The Conversation

Do Rich Candidates Usually Win?

While wealth may have always been a target for attack in many political races, it reached a fever pitch in Obama's populist attacks on Mitt Romney. Does wealth now play an out-sized role in the nation's political back and forth? 

From Hillary Clinton to congressional, gubernatorial and state-legislature candidates around the country, wealthy candidates are getting pummeled on the campaign trail because of their large fortunes. Once seen as symbols of the American dream, today's wealthy candidates are trying desperately (and often awkwardly) to deny their wealth and appear as middle class, everyday Americans.

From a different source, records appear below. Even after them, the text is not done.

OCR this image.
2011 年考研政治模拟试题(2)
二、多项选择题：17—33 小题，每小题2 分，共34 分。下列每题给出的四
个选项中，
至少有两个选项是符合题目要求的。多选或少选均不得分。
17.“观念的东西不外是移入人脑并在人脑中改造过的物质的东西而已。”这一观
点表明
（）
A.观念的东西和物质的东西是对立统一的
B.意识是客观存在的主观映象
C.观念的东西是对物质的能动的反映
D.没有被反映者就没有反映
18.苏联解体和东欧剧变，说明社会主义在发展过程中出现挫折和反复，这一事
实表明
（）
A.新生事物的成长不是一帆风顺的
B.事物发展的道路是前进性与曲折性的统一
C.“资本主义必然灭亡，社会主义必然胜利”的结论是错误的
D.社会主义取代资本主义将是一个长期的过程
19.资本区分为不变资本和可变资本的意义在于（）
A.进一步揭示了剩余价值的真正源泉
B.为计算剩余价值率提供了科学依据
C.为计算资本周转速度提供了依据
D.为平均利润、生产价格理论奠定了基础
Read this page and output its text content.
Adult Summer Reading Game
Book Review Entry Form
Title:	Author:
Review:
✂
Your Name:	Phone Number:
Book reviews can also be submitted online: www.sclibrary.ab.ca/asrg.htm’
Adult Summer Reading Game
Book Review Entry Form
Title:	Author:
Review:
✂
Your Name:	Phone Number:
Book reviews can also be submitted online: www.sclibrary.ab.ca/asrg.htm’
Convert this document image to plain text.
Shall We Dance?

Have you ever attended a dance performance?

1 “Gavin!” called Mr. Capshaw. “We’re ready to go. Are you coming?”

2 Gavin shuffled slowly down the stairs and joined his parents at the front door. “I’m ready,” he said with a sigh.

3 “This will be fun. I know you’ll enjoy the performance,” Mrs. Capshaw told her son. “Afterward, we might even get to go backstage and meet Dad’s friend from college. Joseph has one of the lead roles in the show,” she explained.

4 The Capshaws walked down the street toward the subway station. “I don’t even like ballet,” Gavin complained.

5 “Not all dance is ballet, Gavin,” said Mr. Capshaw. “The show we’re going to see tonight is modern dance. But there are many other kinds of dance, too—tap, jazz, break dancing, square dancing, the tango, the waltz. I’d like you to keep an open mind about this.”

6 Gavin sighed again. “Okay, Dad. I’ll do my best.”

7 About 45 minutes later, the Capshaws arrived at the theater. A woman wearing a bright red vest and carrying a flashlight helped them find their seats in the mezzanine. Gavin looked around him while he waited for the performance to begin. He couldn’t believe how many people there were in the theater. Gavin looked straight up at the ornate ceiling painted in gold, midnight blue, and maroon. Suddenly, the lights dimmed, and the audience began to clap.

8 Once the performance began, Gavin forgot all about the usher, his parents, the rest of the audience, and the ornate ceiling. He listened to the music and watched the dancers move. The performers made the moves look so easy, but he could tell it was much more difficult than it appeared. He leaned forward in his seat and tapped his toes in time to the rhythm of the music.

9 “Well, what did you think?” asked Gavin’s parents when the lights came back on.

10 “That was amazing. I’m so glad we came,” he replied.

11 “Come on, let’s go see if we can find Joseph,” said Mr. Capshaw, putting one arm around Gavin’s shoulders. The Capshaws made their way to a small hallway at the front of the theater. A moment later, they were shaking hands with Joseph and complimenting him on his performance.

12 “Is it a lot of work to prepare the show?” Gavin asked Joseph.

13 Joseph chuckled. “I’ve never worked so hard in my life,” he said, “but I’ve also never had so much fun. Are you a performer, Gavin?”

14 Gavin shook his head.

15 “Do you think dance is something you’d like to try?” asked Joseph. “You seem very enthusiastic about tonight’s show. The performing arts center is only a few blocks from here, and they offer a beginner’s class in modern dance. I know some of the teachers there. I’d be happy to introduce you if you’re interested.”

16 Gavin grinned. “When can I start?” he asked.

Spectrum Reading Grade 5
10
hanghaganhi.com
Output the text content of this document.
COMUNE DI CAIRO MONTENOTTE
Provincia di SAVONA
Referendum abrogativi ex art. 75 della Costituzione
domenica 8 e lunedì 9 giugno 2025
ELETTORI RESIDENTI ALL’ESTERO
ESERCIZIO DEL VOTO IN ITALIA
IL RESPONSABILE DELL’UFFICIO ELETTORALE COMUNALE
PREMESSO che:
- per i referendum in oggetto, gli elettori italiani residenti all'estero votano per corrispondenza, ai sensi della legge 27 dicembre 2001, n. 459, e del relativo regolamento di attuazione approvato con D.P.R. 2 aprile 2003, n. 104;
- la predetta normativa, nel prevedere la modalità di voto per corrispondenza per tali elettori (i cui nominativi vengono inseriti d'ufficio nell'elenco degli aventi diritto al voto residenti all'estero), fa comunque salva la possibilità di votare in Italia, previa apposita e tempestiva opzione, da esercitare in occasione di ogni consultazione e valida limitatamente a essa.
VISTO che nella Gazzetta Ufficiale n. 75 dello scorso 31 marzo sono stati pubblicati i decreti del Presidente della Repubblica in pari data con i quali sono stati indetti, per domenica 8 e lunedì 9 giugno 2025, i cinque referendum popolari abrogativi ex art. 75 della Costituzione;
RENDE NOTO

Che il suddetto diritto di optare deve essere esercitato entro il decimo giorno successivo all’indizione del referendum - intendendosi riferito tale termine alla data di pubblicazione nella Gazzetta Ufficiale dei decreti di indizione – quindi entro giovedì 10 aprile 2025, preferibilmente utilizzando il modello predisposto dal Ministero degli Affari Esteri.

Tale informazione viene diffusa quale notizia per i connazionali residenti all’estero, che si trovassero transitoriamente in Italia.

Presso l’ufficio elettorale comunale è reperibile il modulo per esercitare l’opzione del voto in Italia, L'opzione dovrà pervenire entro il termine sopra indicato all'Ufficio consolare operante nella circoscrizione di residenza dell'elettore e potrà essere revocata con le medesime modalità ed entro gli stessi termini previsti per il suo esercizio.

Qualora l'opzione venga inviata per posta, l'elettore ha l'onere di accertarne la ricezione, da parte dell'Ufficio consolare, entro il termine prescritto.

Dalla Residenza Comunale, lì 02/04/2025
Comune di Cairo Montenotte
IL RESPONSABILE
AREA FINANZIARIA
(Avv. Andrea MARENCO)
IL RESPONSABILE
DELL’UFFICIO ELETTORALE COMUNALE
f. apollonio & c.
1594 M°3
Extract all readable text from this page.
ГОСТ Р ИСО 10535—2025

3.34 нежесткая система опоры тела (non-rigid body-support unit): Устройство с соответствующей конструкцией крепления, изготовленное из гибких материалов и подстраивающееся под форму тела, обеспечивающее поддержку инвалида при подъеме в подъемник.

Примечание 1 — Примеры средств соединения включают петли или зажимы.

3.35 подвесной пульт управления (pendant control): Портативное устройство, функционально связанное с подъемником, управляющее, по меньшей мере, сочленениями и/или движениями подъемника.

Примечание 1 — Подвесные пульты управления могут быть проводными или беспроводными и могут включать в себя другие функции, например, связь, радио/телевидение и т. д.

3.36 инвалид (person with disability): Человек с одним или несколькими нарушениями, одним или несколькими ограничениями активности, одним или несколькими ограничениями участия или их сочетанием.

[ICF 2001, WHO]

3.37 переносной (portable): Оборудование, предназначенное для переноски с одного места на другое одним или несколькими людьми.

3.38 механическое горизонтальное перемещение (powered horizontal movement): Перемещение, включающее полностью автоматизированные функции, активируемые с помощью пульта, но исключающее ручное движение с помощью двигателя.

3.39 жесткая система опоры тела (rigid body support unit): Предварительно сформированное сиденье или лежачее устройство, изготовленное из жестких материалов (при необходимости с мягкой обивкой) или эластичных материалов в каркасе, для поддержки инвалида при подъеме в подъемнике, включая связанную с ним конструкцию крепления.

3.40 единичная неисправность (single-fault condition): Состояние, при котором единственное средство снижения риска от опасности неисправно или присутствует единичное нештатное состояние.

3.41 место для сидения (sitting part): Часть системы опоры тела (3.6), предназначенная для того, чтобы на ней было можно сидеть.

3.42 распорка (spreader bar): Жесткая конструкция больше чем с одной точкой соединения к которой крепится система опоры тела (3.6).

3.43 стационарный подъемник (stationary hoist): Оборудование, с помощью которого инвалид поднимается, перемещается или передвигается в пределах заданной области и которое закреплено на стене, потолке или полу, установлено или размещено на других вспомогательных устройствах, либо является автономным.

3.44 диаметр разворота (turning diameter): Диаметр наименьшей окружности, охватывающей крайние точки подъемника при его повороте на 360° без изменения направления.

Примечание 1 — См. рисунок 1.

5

Or is it a fair indicator that someone may be 'out of touch.' And don't forget the irony of candidates like Michael Bloomberg, whose wealth didn't get in the way of his winning in a politically deep blue New York City. The vast majority of wealthy candidates lose irrespective of their ability to pump their own money into a race.

And some of their worst moments are the result of trying to appear nonwealthy. When Clinton said she and her family were "dead broke" when they left the White House, Clinton was pilloried in the press. News of the Clintons lavish speaking fees, private jets and questions about their foundation have all challenged Clinton's image as the champion of blue-collar America that dominated her run in 2008.

Even before the current election cycle, millionaire candidates weren't faring well. According to the Center for Responsive Politics, 263 millionaire candidates who put at least $500,000 of their own money into their campaigns have run for congressional office since 2002. But 84 percent of them lost.